M. Crochetière: C'est exact. À ce point de vue, oui, sauf que ce que l'on craint, comme je le disais tantôt, c'est que le promoteur, plutôt que de mettre une avance de fonds dans sa compagnie, se crée un prêt par une autre compagnie dont il ne serait peut-être pas le seul actionnaire et cela va réduire à néant les effets de ces articles. Disons que pour un projet de 500 000 $, vous avez besoin de 150 000 $ de fonds pour acheter le terrain, etc. Plutôt que de prendre une avance de fonds et d'investir 150 000 $ dans la compagnie, vous faites prêter à cette compagnie la somme de 150 000 $ par une autre compagnie qui cède priorité de rang au créancier hypothécaire qui assure le financement, le "brige", et ensuite, le financement conventionnel, vous allez chercher un autre montant de 350 000 $ de financement hypothécaire de premier rang. Vous avez votre deuxième rang déjà enregistré. Votre hypothèque légale ne vous donnera plus grande chance sur la vente, surtout qu'une vente en justice, vous le savez pertinemment, Me Melançon, si on va chercher 75 % à 80 % de la valeur, on est content; qu'est-ce qu'il va rester?
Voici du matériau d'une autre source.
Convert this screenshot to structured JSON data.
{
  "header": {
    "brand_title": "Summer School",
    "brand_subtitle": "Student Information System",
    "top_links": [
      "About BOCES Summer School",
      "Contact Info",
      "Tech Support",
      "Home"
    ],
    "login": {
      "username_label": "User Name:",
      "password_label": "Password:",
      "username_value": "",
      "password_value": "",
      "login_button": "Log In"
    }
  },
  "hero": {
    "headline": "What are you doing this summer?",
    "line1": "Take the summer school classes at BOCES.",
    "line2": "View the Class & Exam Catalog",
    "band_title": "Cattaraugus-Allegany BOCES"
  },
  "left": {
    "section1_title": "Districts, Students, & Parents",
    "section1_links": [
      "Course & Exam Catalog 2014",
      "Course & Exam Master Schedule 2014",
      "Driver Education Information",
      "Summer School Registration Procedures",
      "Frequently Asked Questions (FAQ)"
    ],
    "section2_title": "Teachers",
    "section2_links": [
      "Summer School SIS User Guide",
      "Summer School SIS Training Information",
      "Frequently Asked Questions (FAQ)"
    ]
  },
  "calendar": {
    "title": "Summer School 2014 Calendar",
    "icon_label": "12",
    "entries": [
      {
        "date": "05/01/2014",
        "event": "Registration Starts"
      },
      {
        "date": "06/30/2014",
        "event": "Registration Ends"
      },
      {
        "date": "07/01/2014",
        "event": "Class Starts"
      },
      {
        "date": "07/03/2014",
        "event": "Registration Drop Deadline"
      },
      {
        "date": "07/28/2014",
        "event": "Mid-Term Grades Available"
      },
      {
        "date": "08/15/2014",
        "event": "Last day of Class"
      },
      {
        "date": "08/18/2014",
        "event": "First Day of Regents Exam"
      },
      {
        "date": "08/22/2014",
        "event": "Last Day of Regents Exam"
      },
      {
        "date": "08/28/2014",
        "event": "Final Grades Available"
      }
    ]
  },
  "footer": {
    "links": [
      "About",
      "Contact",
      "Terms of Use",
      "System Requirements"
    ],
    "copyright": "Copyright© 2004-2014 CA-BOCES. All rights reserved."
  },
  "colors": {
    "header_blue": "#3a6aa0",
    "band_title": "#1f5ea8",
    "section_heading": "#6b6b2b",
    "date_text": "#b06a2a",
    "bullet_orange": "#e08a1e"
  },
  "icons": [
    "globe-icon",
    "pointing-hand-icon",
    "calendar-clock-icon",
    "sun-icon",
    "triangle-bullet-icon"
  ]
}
M. Melançon: Vous sembliez également trouver dramatique qu'à l'article 3311, l'hypothèque du vendeur impayé, à savoir le fournisseur de matériaux, en l'occurrence, prenne rang avant toute autre hypothèque. D'accord? Si elle était publiée, évidemment, dans les dix jours de la vente. Je vous ferais remarquer, cependant, que cet article est complété par l'article 2892, qui prévoit effectivement que l'hypothèque légale du vendeur a effet à compter de l'enregistrement de la vente. Est-ce qu'on peut parler de compléter ou de contredire? Là, je ne le

sais pas. Mais on parle de la prise d'effet lors de l'enregistrement, évidemment. Donc, un peu comme...
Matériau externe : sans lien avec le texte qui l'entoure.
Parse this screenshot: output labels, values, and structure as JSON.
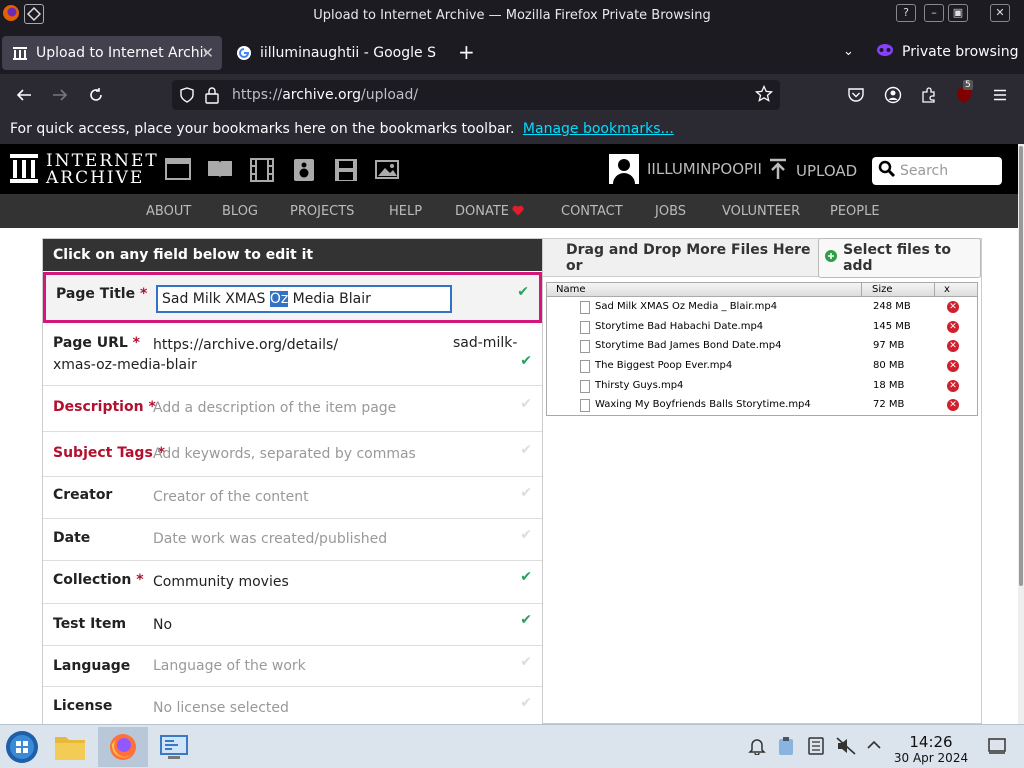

M. Crochetière: Cela s'appliquera seulement dans certains cas, à l'intérieur du délai. Je dois dire que lorsque j'ai fait cette remarque, ceux auxquels je pensais, je ne trouvais pas cela dramatique; je trouvais cela injuste, ce n'est pas pareil... si on abolit la priorité, ce n'est pas pour la recréer différemment. Premièrement, c'était le sens de mon propos. Deuxièmement, dans le cas des vendeurs de maisons usinées, le délai de 10 jours n'est pas long pour monter le module. Ils vont bénéficier des deux. Vous allez l'avoir à l'intérieur du délai. À ce moment-là, c'est Ià-dessus où je ne veux absolument pas préjudicier au droit des fabricants de maisons usinées. Ce sont des membres de l'APCHQ. Ce n'est pas le sens de mon intervention. C'est tout simplement pour dire qu'il y a un caractère inéquitable aux mesures prévues par l'avant-projet de loi, parce que l'application qu'on pourra en faire dans l'industrie de la construction sera de faire renaître en faveur de certains fournisseurs une priorité sur les autres, alors que si on dit qu'on l'abolit, on devrait l'abolir réellement.

Mme Harel: Pour ma part, cela complète. Peut-être, Me Gariépy, est-ce que vous auriez...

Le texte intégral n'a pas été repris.